Olmaz böyle şey
Geçen sezondan ders alındığını düşünüyordum. Kadrosunu güçlendiren Beşiktaş'ı bu kez rahat bırakmayacaklardı. F.Bahçe Van Hooijdonk'u getirmişti. Fatih Terim yeni bir takım yaratıyordu. Trabzon artık zirveye oynayacak kıvama gelmişti. G.Birliği eskilerin yerini doldurmuştu. Oysa bakıyoruz, Beşiktaş en yakın rakibine 9 puan fark atmış. G.Saray dökülüyor, Trabzon Avni Aker'de puanları dağıtıyor, F.Bahçe yeni transferler peşinde. Denizlispor bile tatile erken girmiş, lig sonuncusuna evinde puan veriyor. Bu mu geçen sezondan ders almak? Beşiktaş'ı ciddiyetinden dolayı kutluyorum, ama ya diğerleri, bu futbolla olur mu? İstanbul-Konya maçında "Kim 500 milyar ister" yarışmasının sunucusu Kenan Işık'ın ruhu vardı. Zafer Biryol'un vuruşundan sonra Kenan Işık çıktı sahneye ve hakem Hamza Mısır ile yardımcısı Gökhan Memişoğlu'na sordu: "Gol mü, değil mi?" Seçenekler iki taneydi, bu yüzden yüzde elli joker hakkı yoktu. Ama Hamza Mısır, "Seyirciye sormak istiyorum Kenan Bey" dedi. Bunun üzerine seslerini duyurmak için sahaya davul bile fırlatan seyirciye döndü herkes. Seyirci elindeki butonlara basarak cevap verdi: GOL! Bunun üzerine Hamza Mısır, "E, bari seyircinin kararına uyayım, gol diyeyim" dedi. "Eminim" ve "son kararım" faslından sonra gol verildi. O pozisyon goldü veya değildi, bu önemli değil. Şimdi düşünüyorum, hangi ülkede orta hakem, yardımcı hakem ve dördüncü hakem yaklaşık 10 dakika aralarında konferans yaptıktan gol kararı verir? Ayrıca hala nasıl oluyor da, bıçakların sahaya atıldığı, güvenliğin zayıf olduğu bir statta Süper Lig maçı oynatılır? Sahibi ve oyuncusu kim olursa olsun, taraftarı olsun veya olmasın bir futbol kulübü göz göre göre böyle ikinci plana itilir mi? Golü vereyim, nasıl olsa karşı takım İstanbulspor! Etkisiz eleman! Öyle mi? Yahu bu çocuk oyuncağı değil, Süper Lig maçı. Adı üstünde Süper Lig! Hani dünya üçüncüsü olan ülkenin ligi... Futbolun patronlarına sormak lazım, bu takım duvardan duvara ping pong topu gibi vurulmaya layık bir takım mı? Öyleyse almayın lige. Kapatın... Canınız isterse kazansın, canınız isterse kaybetsin. Bir de maçların sonucunu önceden söyleyin o zaman, olsun bitsin...

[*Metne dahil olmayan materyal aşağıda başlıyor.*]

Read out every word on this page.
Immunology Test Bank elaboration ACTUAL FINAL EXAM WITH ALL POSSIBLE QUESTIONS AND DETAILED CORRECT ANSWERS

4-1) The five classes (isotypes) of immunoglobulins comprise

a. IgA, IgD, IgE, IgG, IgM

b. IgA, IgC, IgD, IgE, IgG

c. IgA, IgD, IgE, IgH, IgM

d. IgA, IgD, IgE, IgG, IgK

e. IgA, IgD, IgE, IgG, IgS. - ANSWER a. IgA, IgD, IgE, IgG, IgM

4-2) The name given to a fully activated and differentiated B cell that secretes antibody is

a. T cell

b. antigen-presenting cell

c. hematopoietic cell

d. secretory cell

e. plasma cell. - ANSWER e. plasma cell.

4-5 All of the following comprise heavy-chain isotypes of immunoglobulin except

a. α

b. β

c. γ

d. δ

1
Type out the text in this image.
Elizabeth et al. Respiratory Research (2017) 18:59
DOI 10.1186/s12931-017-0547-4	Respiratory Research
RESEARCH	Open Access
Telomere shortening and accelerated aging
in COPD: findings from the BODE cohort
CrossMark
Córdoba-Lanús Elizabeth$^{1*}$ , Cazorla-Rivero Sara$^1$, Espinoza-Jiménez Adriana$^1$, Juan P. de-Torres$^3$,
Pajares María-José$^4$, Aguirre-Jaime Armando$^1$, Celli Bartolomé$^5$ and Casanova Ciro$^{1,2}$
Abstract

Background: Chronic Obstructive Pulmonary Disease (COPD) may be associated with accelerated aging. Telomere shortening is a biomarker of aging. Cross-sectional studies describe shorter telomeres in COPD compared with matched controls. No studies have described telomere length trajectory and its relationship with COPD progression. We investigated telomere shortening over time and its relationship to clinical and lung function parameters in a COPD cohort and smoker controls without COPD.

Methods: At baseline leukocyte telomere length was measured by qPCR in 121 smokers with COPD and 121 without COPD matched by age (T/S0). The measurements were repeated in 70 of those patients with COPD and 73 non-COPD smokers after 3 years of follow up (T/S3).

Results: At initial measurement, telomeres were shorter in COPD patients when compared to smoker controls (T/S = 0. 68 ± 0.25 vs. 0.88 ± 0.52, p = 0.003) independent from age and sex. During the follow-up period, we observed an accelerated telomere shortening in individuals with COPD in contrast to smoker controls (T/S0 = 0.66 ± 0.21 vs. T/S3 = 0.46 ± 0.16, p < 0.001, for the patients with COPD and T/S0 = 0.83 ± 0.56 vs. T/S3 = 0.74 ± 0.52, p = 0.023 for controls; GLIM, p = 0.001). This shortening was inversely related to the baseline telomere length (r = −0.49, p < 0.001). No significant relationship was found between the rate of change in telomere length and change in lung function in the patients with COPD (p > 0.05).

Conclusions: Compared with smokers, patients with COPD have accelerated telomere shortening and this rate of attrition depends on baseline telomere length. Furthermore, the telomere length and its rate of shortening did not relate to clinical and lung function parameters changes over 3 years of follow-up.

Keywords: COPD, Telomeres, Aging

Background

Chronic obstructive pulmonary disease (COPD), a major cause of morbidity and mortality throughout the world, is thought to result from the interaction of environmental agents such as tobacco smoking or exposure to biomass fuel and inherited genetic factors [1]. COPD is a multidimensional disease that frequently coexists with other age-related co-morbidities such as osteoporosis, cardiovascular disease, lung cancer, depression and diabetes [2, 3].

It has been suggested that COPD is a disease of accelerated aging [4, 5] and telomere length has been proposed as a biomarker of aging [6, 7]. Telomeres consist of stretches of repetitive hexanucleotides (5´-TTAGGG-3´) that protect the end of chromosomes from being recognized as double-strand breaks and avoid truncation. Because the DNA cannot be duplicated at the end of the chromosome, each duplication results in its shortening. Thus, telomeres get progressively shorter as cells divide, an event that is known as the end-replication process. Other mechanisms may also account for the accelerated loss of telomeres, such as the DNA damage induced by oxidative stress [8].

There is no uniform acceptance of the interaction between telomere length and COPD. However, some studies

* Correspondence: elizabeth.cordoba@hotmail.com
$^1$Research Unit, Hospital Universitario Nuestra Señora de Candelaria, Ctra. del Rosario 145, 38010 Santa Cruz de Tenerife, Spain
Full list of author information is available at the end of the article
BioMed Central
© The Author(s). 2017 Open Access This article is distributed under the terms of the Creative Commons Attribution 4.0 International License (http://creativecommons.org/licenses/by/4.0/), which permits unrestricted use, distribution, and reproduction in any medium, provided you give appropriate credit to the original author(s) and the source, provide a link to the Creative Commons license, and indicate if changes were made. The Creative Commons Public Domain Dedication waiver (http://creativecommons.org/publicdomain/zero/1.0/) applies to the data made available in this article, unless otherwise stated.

Kırmızı kart felsefesi Ve profesyonellik... Ali Eren Beşiktaş'ın eski futbolcusu. Maçtan sonra sitemliydi. Hakemlerin büyük takımlara karşı daha çok müsamaha gösterdiğini, küçük takımlara daha kolay kart gösterdiğini söylüyordu. Peki Ali Eren itiraz ederken bunu düşünmüyor mu? Kendini biraz tutsa, biraz sıksa ya. Daha skor 2-1, maçın bitmesine 32 dakika var ve takımını 10 kişi bırakıyorsun. Kırmızı kart nasıl görülür? Ankaragücü- Akçaabat Sebat maçı. Dakika 89, skor 1- 1. Ankaragücü rakip kaleye yüklenmiş, ama bir kontratak, Sebatlı Orhan topu kapmış gole gidiyor, Dusiki onu indiriyor. Orhan golü atsa, maçı Sebat kazanacak. Ama Dusiki kırmızı kart görme pahasına rakibini durduruyor. Maçın bitmesine zaten 1 dakika kalmış. İşte takımı adına kırmızı kart görmek budur. Bu arada Rize'de bu sezon Kürşat ile Ali Eren ikişer kırmızı kart gördüler, Dusiki ise 3 kırmızı kart gördü! Oysa bugün Sergen'in muhteşem futbolunu, Van Hooijdonk'un ligimize getirdiği heyecanı, G.Birliği'nin eski günlerine dönüşünü, Ziya Doğan'ın adeta baştan yarattığı Malatyaspor'dan alnının akıyla gidişini, ligin altındaki bitmeyen heyecanı filan yazmak isterdim, olmadı. Futbolseverlerden özür dilerim. Yeni yılda da hem takımlarımıza, hem hakemlerimize, hem de taraftarlara başarılar dilerim.